Au même titre que l’architecture, la danse est elle aussi employée comme un outil servant le propos de l’artiste, et l’assemblage que Spooner façonne au moyen de ceux-ci permet de penser les dynamiques de la sous-traitance corporelle et émotive. On False Tears and Outsourcing expose l’antinomie immanente de la machine capitaliste où tout à la fois le travail d’équipe et la performance individuelle sont requis par l’employeur. Un dualisme semblable s’exprime dans le fait de regarder du travail ; mais un travail absurde qui, s’il produit quelque chose, ne crée que d’étranges rapports humains mis en scène. Serait-ce là une forme de critique institutionnelle – si l’on considère le capitalisme comme institution en soi ?

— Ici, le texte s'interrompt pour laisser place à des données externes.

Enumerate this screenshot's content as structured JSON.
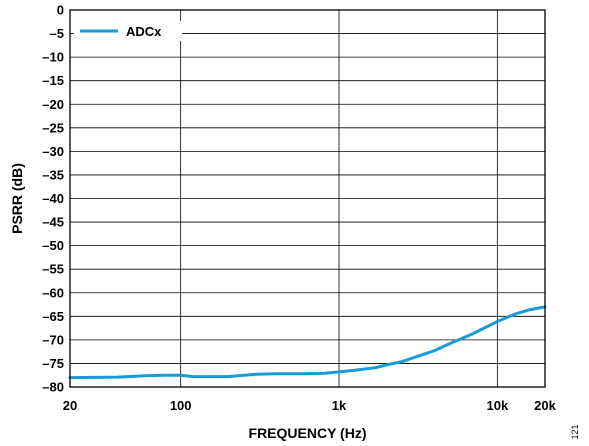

L’exposition de Spooner dénature ainsi la notion de productivité contemporaine, et pourrait s’inscrire en ce sens dans ce que Claire Doherty décrit comme un nouveau genre de « situationnisme », en parlant des pratiques post-studio(4). La situation installative de l’artiste britannique apparaitrait alors comme étant le produit d’un travail situé, prenant forme et sens dans le contexte spécifique de son activation à travers les relations qui se créent entre le avant et le pendant de l’œuvre.

NOTES

(1) Le guide Scrum (2014). En ligne : scrum.org.

(2) Tel que le raconte la commissaire de l’exposition, Helga Christoffersen, dans l’audio guide. En ligne : newmuseum.org/exhibitions/view/cally-spooner-on-false-tears-and-outsourcing.

(3) Shannon Jackson, « Staged Management: Theatricality and Institutional Critique », dans Social Works: Performing Art, Supporting Publics. Oxon: Routledge, 2011: 106.

(4) Claire Doherty, « The New Situationists », dans Contemporary Art: From Studio to Situation. London : Black Dog Publishing, 2004 : 7-13.